When will we know, we ask, as we wait, as wait we must, for the test results, the biopsy, MRI examination, or the doctor to come. The measure of our belief and the depth of our love: These are revealed in the mystery of waiting.

How hard it is to wait, as sometimes we must, before we can tell the one we love we are sorry for some wound, small or great, that we have caused. Sometimes it is still too tender to touch, and we must wait until we will not make the hurt worse by speaking, even in regret, about it.

Waiting is indeed everywhere, as part of that even larger religious mystery of being imperfect. We are learning as a nation that our voting, and our voting machines, are just like us. They make mistakes because we make mistakes. The notion of zero-defect performance in anything human, or anything really spiritual, is an illusion.

The insurance industry, service contracts, the confessional, greeting cards, the reset button, the delete key, and the eraser all depend on our most abiding and indelible characteristic--being imperfect.

The Christian is not called to icy perfection but to a kind of glorious imperfection.
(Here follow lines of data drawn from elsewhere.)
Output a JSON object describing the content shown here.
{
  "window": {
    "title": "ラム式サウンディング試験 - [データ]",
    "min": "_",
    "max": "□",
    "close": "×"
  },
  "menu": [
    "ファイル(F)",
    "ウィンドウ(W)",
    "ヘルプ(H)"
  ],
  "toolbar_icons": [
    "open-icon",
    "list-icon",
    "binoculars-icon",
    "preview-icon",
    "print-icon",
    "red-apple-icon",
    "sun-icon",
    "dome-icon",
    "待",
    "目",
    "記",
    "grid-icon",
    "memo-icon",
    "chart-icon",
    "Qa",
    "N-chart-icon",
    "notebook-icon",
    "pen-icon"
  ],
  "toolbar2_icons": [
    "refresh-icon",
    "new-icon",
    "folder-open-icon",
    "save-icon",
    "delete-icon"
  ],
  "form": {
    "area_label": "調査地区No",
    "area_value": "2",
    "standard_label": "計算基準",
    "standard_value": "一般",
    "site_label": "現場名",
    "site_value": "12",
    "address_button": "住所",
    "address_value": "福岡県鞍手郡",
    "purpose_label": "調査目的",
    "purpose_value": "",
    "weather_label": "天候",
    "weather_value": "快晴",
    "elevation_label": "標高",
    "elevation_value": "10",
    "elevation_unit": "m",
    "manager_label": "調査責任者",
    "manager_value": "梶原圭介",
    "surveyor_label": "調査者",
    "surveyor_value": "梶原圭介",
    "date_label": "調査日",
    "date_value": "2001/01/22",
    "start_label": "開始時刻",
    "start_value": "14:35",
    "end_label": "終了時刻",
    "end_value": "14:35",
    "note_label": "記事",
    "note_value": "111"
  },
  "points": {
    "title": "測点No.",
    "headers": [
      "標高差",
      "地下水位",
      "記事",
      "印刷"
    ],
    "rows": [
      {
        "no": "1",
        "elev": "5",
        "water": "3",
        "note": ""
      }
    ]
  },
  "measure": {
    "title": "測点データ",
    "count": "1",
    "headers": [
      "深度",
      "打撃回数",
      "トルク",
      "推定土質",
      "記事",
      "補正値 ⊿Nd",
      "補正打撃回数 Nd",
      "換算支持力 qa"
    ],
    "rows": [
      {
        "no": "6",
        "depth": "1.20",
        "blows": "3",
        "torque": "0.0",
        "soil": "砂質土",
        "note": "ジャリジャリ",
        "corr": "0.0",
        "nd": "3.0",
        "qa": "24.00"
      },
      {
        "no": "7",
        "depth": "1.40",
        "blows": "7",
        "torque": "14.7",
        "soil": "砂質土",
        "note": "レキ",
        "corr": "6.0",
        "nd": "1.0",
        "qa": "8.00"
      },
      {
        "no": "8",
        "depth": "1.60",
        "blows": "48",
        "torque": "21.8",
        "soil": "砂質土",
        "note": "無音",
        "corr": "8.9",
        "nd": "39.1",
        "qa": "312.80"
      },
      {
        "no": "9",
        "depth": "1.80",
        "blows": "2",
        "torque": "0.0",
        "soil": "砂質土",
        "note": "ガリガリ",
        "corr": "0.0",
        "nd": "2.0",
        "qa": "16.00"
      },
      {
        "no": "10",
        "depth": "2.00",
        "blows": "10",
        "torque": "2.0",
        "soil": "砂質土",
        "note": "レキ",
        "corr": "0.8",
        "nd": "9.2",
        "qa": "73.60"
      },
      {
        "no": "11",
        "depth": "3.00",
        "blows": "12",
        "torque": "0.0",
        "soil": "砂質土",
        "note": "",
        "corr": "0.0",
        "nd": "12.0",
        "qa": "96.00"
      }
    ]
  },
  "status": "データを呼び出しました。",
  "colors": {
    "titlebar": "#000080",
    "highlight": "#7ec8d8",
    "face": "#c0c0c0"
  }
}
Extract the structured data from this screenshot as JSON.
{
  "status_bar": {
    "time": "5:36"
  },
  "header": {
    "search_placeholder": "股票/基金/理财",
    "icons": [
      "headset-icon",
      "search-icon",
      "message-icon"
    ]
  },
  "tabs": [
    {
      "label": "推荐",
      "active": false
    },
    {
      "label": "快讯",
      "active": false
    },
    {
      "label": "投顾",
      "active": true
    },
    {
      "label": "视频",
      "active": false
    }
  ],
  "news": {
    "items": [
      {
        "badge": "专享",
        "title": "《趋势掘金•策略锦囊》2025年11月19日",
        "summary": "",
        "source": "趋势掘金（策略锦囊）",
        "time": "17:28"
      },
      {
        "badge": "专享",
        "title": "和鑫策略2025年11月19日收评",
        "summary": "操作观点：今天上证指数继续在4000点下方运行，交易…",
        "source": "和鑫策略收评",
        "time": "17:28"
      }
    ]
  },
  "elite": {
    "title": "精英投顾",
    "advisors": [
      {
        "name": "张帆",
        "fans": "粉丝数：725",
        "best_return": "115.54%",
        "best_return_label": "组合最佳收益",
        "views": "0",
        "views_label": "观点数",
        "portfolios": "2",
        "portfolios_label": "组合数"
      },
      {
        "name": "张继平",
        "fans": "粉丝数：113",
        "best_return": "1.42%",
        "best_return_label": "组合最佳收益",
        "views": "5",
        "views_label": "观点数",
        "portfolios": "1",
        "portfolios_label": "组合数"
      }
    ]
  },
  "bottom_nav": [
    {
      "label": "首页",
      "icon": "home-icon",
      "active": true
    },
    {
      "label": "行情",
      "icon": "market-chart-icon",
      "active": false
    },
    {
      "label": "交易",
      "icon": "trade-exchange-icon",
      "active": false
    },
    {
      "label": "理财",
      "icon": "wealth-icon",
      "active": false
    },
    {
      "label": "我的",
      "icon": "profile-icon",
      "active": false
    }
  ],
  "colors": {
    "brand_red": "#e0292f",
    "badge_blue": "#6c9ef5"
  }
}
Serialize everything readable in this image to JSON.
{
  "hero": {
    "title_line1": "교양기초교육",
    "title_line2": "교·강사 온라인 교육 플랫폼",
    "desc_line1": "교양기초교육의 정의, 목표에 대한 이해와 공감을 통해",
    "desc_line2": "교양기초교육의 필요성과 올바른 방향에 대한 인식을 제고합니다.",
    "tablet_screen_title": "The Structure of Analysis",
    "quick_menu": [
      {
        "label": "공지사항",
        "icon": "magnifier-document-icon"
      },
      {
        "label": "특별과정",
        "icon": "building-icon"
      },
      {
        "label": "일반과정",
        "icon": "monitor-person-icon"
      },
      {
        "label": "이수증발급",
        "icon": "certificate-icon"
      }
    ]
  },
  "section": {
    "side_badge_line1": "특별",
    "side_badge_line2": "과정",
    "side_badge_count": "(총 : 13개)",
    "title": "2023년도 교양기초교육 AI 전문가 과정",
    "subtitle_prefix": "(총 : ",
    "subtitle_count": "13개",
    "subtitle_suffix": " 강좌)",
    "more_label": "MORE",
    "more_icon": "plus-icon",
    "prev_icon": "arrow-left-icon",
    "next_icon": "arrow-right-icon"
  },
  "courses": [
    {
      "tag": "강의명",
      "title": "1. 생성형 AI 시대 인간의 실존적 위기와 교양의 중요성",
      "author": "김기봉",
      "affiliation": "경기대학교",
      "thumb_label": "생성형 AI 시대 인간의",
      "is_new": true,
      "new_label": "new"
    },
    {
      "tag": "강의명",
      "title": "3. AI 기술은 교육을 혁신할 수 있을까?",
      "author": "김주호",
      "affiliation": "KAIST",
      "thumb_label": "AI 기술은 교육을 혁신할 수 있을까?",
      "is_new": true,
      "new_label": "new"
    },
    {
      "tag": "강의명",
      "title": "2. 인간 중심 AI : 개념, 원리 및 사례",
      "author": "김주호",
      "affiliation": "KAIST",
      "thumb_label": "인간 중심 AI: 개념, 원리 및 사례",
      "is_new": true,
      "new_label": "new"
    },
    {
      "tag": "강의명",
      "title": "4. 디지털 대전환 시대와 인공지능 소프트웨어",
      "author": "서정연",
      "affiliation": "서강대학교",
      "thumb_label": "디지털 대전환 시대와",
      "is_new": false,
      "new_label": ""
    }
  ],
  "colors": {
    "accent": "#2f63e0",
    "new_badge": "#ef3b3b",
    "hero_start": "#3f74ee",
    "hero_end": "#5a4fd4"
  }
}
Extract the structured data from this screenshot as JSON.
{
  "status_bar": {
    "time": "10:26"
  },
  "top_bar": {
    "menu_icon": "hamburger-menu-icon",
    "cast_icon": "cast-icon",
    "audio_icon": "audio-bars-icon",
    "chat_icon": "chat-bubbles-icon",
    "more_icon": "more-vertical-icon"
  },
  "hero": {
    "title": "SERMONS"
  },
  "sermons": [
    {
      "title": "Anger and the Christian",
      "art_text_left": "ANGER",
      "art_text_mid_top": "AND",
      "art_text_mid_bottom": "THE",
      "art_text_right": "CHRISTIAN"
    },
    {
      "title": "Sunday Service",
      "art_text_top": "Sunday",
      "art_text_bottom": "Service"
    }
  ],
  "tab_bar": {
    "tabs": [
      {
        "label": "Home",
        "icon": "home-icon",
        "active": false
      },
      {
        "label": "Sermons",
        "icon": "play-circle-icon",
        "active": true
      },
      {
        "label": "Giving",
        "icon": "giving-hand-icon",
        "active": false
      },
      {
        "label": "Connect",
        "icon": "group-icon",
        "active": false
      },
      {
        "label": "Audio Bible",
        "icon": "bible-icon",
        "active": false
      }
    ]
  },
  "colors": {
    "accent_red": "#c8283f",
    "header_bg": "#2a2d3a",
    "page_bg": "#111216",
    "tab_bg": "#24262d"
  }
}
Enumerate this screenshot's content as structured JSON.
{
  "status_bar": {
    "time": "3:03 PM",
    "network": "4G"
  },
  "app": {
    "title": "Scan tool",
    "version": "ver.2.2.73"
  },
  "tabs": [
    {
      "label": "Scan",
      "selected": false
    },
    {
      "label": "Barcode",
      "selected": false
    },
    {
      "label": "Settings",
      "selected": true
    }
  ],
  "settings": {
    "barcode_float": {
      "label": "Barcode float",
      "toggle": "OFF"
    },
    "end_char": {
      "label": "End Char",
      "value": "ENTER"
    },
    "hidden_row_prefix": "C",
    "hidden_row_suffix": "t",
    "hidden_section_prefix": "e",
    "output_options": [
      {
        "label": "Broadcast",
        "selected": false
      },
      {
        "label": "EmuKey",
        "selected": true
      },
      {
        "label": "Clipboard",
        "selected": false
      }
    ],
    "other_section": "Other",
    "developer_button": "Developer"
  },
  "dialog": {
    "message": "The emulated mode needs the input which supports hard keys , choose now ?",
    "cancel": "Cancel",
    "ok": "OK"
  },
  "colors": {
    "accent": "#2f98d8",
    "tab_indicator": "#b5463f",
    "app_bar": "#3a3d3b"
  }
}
Were we able to be perfect, we would never have to trust anybody, hope for anything, love each other, or pray for anything. The best things about us are drawn out of us only because of the imperfect things within us.

These are the mysteries. Perhaps an election filled with waiting and imperfection is worthwhile if it reminds us that these experiences are filled with wonder and are as common as sunrise and nightfall.